Peter Veale, english horn
Ulrich Löffler, piano/toy piano

Janet Sinica, video/editing
Jan Böyng, editing
Wolfgang Ellers, recording producer/editing

This video is released long after it has been produced. That in itself is not a peculiarity. At least not so in our case. And yet the reasons here are different.

Watching this video of Rodney Sharman’s “Remembering John Cage” with Uli for the first time touched us deeply. The fact that there are several more videos in the making is a wonderful gift for us. Thank you, Uli!

Rodney Sharman and I both studied at the Staatliche Hochschule für Musik in Freiburg at the beginning of the 80’s. We were both involved in many fascinating projects at that time. When Rod contacted me in 2021 asking me whether I would be interested in performing a piece involving cor anglais and piano with toy piano I was immediately totally interested. I also thought how well that would suit our pianist Uli Löffler who had always devotedly performed Cages compositions utilizing toy piano. It was a challenging task combining the very diverse sounds of these instruments but the result and the piece moved me a lot.
Peter Veale

Remembering John Cage (2019) was commissioned by Duo Ebano (Marco Danesi, clarinet, Paolo Gorini, piano & toy piano) and exists in versions for clarinet, English horn, and a new version for 5-string violin & electric keyboard/toy piano adapted especially for Hannah Weirich and Ulrich Löffler.
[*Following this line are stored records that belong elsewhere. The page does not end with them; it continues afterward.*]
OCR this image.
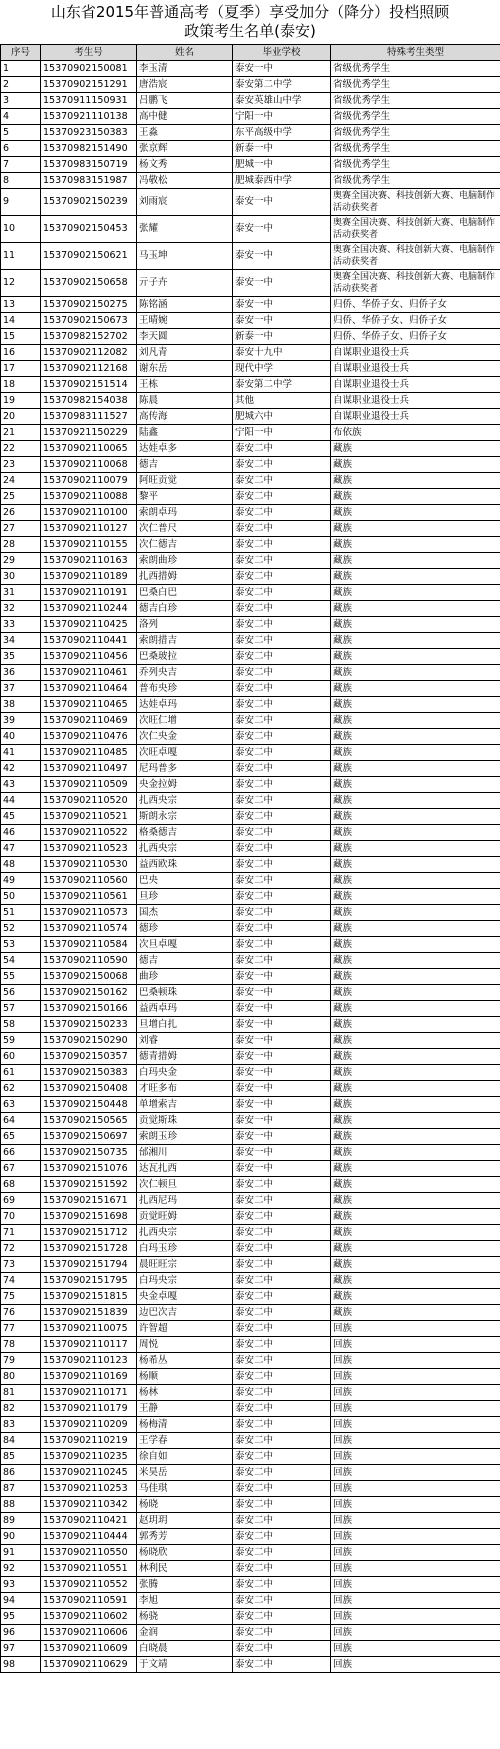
山东省2015年普通高考（夏季）享受加分（降分）投档照顾
政策考生名单(泰安)
序号	考生号	姓名	毕业学校	特殊考生类型
1	15370902150081	李玉清	泰安一中	省级优秀学生
2	15370902151291	唐浩宸	泰安第二中学	省级优秀学生
3	15370911150931	吕鹏飞	泰安英雄山中学	省级优秀学生
4	15370921110138	高中健	宁阳一中	省级优秀学生
5	15370923150383	王淼	东平高级中学	省级优秀学生
6	15370982151490	张京辉	新泰一中	省级优秀学生
7	15370983150719	杨文秀	肥城一中	省级优秀学生
8	15370983151987	冯敬松	肥城泰西中学	省级优秀学生
9	15370902150239	刘雨宸	泰安一中	奥赛全国决赛、科技创新大赛、电脑制作活动获奖者
10	15370902150453	张耀	泰安一中	奥赛全国决赛、科技创新大赛、电脑制作活动获奖者
11	15370902150621	马玉坤	泰安一中	奥赛全国决赛、科技创新大赛、电脑制作活动获奖者
12	15370902150658	亓子卉	泰安一中	奥赛全国决赛、科技创新大赛、电脑制作活动获奖者
13	15370902150275	陈铭涵	泰安一中	归侨、华侨子女、归侨子女
14	15370902150673	王晴婉	泰安一中	归侨、华侨子女、归侨子女
15	15370982152702	李天圆	新泰一中	归侨、华侨子女、归侨子女
16	15370902112082	刘凡青	泰安十九中	自谋职业退役士兵
17	15370902112168	谢东岳	现代中学	自谋职业退役士兵
18	15370902151514	王栋	泰安第二中学	自谋职业退役士兵
19	15370982154038	陈晨	其他	自谋职业退役士兵
20	15370983111527	高传海	肥城六中	自谋职业退役士兵
21	15370921150229	陆鑫	宁阳一中	布依族
22	15370902110065	达娃卓多	泰安二中	藏族
23	15370902110068	德吉	泰安二中	藏族
24	15370902110079	阿旺贡觉	泰安二中	藏族
25	15370902110088	黎平	泰安二中	藏族
26	15370902110100	索朗卓玛	泰安二中	藏族
27	15370902110127	次仁普尺	泰安二中	藏族
28	15370902110155	次仁德吉	泰安二中	藏族
29	15370902110163	索朗曲珍	泰安二中	藏族
30	15370902110189	扎西措姆	泰安二中	藏族
31	15370902110191	巴桑白巴	泰安二中	藏族
32	15370902110244	德吉白珍	泰安二中	藏族
33	15370902110425	洛列	泰安二中	藏族
34	15370902110441	索朗措吉	泰安二中	藏族
35	15370902110456	巴桑玻拉	泰安二中	藏族
36	15370902110461	乔列央吉	泰安二中	藏族
37	15370902110464	普布央珍	泰安二中	藏族
38	15370902110465	达娃卓玛	泰安二中	藏族
39	15370902110469	次旺仁增	泰安二中	藏族
40	15370902110476	次仁央金	泰安二中	藏族
41	15370902110485	次旺卓嘎	泰安二中	藏族
42	15370902110497	尼玛普多	泰安二中	藏族
43	15370902110509	央金拉姆	泰安二中	藏族
44	15370902110520	扎西央宗	泰安二中	藏族
45	15370902110521	斯朗永宗	泰安二中	藏族
46	15370902110522	格桑德吉	泰安二中	藏族
47	15370902110523	扎西央宗	泰安二中	藏族
48	15370902110530	益西欧珠	泰安二中	藏族
49	15370902110560	巴央	泰安二中	藏族
50	15370902110561	旦珍	泰安二中	藏族
51	15370902110573	国杰	泰安二中	藏族
52	15370902110574	德珍	泰安二中	藏族
53	15370902110584	次旦卓嘎	泰安二中	藏族
54	15370902110590	德吉	泰安二中	藏族
55	15370902150068	曲珍	泰安一中	藏族
56	15370902150162	巴桑顿珠	泰安一中	藏族
57	15370902150166	益西卓玛	泰安一中	藏族
58	15370902150233	旦增白扎	泰安一中	藏族
59	15370902150290	刘睿	泰安一中	藏族
60	15370902150357	德青措姆	泰安一中	藏族
61	15370902150383	白玛央金	泰安一中	藏族
62	15370902150408	才旺多布	泰安一中	藏族
63	15370902150448	单增索吉	泰安一中	藏族
64	15370902150565	贡觉斯珠	泰安一中	藏族
65	15370902150697	索朗玉珍	泰安一中	藏族
66	15370902150735	邰湘川	泰安一中	藏族
67	15370902151076	达瓦扎西	泰安一中	藏族
68	15370902151592	次仁顿旦	泰安二中	藏族
69	15370902151671	扎西尼玛	泰安二中	藏族
70	15370902151698	贡觉旺姆	泰安二中	藏族
71	15370902151712	扎西央宗	泰安二中	藏族
72	15370902151728	白玛玉珍	泰安二中	藏族
73	15370902151794	晨旺旺宗	泰安二中	藏族
74	15370902151795	白玛央宗	泰安二中	藏族
75	15370902151815	央金卓嘎	泰安二中	藏族
76	15370902151839	边巴次吉	泰安二中	藏族
77	15370902110075	许智超	泰安二中	回族
78	15370902110117	周悦	泰安二中	回族
79	15370902110123	杨希丛	泰安二中	回族
80	15370902110169	杨顺	泰安二中	回族
81	15370902110171	杨林	泰安二中	回族
82	15370902110179	王静	泰安二中	回族
83	15370902110209	杨梅清	泰安二中	回族
84	15370902110219	王学春	泰安二中	回族
85	15370902110235	徐自如	泰安二中	回族
86	15370902110245	米昊岳	泰安二中	回族
87	15370902110253	马佳琪	泰安二中	回族
88	15370902110342	杨晓	泰安二中	回族
89	15370902110421	赵玥玥	泰安二中	回族
90	15370902110444	郭秀芳	泰安二中	回族
91	15370902110550	杨晓欣	泰安二中	回族
92	15370902110551	林利民	泰安二中	回族
93	15370902110552	张腾	泰安二中	回族
94	15370902110591	李旭	泰安二中	回族
95	15370902110602	杨骁	泰安二中	回族
96	15370902110606	金润	泰安二中	回族
97	15370902110609	白晓晨	泰安二中	回族
98	15370902110629	于文靖	泰安二中	回族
John Cage (1912-1992) may have been the first to write concert music for toy piano in the 1940s. This piece remembers him through the toy piano’s nostalgic timbre along with the deceptive simplicity and calm found in some of Cage’s early work. As an object onstage can be lit from different angles, changing appearance according to the direction of the light, so too the “frozen” rising and falling notes of the harmonic series, which appear to change depending on surrounding harmonies in the violin and keyboard parts.